Everyone keeps saying Albemarle for the money and Cabo overall as for quality. When your spending 300-500K on a boat I would think overall quality is the kicker. I know Cabo has a nice rig. I have also heard that since Albemarle was owned by Brunswick that the quality wasnt there. Any opinions? Then again, post 2005 Cabo has been Brunswick owned also. I have heard the Albemarle boats are not as beefy as Cabo, maybe thats just opinion. 

In the end a buyer is looking for quality for a good price and resale value.


----------



## Mr. Tuffy (May 5, 2005)

I don't know where you got the info on them not being as "beefy" as Cabo. My little 24'er was about as beefy as you could get. Solid fiberglass construction, and deep entry. You'd be hard pressed to find a beefier boat in that class.

My 31'er is a solid little boat too. 15,500 dry weight... that is almost too beefy for 31'. 
Just look at the specs on the 41... it is heavier than the Cabo, and I doubt that would be from accessories.

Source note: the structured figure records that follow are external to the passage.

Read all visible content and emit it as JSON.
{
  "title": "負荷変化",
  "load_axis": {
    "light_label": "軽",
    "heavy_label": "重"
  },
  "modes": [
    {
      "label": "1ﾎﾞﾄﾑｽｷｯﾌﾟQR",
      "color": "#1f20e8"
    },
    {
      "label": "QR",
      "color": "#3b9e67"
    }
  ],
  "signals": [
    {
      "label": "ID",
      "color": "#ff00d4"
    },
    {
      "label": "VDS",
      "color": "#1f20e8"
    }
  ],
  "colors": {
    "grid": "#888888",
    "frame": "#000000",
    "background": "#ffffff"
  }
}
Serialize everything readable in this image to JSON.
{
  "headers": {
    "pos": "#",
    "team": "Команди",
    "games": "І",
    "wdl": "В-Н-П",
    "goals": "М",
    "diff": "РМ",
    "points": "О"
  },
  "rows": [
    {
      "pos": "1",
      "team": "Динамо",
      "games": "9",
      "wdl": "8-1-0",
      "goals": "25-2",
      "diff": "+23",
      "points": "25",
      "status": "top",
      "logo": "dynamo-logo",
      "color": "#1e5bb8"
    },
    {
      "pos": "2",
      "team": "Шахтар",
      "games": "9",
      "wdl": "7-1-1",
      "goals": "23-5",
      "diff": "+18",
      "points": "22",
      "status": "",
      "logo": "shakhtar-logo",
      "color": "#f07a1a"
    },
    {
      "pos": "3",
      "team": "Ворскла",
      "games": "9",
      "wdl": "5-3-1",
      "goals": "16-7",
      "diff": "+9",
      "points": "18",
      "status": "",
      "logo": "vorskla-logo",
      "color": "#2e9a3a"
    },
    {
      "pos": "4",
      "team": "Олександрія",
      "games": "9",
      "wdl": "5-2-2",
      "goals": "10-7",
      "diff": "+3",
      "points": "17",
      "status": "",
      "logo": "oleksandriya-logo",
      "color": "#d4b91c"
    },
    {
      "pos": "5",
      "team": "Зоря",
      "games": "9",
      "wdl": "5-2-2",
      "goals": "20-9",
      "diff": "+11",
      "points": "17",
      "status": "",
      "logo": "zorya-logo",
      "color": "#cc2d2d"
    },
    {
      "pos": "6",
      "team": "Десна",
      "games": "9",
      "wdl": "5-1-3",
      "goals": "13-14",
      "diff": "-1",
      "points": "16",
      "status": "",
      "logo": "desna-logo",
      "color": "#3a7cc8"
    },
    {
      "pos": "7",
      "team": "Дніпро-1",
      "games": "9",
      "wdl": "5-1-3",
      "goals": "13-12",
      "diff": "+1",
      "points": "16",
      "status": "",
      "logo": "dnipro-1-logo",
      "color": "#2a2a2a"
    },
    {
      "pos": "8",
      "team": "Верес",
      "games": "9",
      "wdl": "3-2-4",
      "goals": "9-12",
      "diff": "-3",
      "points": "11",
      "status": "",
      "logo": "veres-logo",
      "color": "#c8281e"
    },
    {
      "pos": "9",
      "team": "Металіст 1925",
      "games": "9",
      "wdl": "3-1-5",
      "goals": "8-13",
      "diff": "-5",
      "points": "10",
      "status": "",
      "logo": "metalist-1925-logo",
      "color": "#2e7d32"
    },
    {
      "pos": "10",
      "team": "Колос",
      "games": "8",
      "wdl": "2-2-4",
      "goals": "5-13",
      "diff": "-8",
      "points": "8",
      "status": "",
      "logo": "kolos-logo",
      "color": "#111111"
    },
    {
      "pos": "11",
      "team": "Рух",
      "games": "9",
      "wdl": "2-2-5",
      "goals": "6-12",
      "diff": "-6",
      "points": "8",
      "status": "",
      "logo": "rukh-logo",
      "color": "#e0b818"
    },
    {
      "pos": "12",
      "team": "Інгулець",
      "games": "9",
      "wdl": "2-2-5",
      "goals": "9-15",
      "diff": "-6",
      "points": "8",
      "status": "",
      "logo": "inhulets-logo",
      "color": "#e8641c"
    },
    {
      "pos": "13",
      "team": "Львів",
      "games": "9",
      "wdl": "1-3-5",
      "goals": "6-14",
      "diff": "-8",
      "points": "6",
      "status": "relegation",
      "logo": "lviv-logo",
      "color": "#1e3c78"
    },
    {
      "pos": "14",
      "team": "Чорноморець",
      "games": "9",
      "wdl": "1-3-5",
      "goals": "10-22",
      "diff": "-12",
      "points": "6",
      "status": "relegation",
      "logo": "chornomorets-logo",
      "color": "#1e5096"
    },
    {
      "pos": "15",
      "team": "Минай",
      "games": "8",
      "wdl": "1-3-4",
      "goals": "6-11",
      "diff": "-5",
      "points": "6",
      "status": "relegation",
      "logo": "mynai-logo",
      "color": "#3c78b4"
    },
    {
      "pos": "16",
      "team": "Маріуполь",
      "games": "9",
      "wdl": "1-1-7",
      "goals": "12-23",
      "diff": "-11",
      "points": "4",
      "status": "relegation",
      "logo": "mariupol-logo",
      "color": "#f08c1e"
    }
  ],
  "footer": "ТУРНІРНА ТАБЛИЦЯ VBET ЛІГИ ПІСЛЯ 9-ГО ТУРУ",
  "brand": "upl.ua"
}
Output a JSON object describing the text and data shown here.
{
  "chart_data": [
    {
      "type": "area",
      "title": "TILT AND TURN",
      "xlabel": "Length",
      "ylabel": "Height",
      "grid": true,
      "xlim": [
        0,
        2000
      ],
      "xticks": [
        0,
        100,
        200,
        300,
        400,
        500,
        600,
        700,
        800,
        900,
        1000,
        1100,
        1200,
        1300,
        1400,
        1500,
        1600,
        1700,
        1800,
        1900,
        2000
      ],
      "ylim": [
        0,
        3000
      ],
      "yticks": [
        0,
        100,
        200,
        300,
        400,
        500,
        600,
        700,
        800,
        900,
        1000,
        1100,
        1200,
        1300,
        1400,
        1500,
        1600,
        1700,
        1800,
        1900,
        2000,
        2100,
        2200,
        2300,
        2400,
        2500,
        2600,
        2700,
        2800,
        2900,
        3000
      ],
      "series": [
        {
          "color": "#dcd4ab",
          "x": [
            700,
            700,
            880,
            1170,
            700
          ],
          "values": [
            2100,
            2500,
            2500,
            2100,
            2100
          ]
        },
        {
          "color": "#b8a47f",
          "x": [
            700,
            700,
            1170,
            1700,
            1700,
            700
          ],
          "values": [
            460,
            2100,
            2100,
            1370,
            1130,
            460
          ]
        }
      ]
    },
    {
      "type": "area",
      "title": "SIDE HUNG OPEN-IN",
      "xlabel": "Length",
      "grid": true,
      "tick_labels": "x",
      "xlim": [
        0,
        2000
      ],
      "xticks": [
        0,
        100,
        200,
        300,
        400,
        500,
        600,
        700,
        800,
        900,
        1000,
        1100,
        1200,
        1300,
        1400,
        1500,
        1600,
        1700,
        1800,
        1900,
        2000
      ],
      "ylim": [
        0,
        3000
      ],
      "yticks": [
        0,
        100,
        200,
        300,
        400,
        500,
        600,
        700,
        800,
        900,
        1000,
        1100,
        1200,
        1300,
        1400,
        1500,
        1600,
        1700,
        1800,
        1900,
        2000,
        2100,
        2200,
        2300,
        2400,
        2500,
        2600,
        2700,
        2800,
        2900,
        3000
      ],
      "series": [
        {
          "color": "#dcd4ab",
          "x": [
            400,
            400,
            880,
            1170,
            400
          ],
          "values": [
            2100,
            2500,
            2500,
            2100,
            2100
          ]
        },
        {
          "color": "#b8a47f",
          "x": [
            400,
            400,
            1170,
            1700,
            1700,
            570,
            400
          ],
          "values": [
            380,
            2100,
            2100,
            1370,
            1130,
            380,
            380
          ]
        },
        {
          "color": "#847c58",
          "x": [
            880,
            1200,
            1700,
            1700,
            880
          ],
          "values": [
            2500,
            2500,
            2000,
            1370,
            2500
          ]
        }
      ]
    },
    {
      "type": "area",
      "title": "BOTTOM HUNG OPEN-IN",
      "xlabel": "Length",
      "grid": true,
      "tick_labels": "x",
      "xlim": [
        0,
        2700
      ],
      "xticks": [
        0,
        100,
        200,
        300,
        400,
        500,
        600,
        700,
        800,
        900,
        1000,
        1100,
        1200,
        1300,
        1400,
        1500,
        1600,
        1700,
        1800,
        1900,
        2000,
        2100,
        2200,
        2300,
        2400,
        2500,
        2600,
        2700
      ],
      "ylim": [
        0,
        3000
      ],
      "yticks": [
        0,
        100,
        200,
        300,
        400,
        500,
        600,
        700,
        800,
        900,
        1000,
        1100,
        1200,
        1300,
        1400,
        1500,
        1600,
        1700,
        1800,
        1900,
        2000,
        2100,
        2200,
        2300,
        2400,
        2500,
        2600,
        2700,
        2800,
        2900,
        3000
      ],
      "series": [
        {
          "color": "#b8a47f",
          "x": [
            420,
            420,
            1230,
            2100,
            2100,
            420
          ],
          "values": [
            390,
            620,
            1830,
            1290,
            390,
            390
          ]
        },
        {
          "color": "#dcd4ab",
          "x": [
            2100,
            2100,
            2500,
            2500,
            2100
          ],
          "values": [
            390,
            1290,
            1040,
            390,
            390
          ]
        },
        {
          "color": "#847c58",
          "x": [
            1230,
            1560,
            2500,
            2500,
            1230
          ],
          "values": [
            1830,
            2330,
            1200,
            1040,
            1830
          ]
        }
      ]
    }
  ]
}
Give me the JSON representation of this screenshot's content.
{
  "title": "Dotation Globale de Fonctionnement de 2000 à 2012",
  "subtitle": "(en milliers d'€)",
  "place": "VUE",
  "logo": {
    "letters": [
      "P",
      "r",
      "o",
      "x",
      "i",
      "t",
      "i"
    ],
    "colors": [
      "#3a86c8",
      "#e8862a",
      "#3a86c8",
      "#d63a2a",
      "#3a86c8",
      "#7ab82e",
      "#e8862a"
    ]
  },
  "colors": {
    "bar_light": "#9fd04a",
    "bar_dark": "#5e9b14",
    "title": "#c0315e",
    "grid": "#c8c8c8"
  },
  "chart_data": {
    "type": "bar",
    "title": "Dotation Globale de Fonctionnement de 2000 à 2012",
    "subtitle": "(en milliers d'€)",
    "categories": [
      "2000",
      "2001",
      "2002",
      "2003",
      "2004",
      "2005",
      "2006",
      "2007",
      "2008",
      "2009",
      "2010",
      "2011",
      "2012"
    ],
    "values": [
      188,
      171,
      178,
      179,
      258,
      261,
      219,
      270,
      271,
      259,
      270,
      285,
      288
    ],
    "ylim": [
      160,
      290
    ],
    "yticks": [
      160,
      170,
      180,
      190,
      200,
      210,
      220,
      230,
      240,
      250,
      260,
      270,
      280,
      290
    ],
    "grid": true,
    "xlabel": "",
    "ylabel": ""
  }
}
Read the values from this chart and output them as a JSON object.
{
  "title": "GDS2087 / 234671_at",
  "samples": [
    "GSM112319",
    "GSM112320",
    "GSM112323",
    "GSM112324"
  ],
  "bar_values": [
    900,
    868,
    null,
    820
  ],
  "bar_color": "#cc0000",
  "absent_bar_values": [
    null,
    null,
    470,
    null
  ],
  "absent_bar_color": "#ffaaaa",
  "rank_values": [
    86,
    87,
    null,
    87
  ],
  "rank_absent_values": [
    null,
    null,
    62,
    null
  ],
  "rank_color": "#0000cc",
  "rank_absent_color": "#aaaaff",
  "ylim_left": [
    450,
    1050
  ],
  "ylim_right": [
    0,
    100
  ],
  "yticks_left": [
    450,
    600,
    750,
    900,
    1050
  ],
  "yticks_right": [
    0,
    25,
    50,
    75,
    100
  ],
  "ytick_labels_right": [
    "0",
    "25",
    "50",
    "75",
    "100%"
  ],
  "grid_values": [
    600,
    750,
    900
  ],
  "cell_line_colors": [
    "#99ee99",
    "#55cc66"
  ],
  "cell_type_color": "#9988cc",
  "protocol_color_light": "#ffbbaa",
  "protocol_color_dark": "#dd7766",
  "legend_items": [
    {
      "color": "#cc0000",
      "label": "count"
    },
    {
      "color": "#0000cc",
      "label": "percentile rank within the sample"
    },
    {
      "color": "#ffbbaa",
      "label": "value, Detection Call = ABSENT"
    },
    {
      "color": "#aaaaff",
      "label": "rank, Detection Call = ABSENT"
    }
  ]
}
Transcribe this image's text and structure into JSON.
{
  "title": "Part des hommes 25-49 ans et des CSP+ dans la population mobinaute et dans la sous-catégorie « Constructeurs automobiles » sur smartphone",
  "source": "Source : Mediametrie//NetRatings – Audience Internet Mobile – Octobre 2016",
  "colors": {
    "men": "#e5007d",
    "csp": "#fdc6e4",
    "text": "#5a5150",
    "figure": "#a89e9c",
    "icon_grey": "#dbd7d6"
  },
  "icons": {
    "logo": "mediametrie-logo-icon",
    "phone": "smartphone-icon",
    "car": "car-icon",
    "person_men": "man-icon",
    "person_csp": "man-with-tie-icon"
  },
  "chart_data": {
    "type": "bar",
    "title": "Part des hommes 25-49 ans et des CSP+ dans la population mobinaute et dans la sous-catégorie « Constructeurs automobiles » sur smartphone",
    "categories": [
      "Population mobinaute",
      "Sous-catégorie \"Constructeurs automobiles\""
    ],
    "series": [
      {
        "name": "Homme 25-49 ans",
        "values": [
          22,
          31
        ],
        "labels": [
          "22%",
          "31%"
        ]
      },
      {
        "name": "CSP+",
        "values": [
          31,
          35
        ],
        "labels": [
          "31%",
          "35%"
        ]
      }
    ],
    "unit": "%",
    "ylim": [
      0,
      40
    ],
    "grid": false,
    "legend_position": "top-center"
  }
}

Yes, Cabo is the better boat for reasons, but construction isn't one of them. You'd be hard pressed to find a late model used 40' Cabo for under 500K, and nearly every Albemarle is under $500K. The Albemarle is just as fishable as the Cabo, and just as comfortable. I say save the money if you are looking to stay in that size range. 30 - 40' is what Albemarle does, and in my opinion (very biased) they do it well for the money.


----------



## pacontender (Jun 26, 2004)

http://www.foxyachtsales.com/core/l...slim=broker&&hosturl=foxyachts&&ywo=foxyachts&

This is my cousin's boat. I have fished it a couple of times, and was impressed.


----------



## JWHPOPEYE (Mar 21, 2005)

My neighbor has this boat for sale. Dont really know any other info other than its in the $350k range and cruises around 28knts. I think its only 35' though.
If interested call Jimmy Lawson at Baymaster Boats.


----------



## sandrus (Jul 19, 2007)

*consider express vs flybridge*

Both are great boats. My father runs a 31' Ablemarle express, very solid boat with a great layout. One thing to consider is whether to buy the express vs flybridge. Visibility is not too good from the lower helm. Riding up top in tower during rough seas/bad weather for 4+ hours can take a toll on you. My father sometimes wished he had a flybridge model. Happy shopping.
-Scott


----------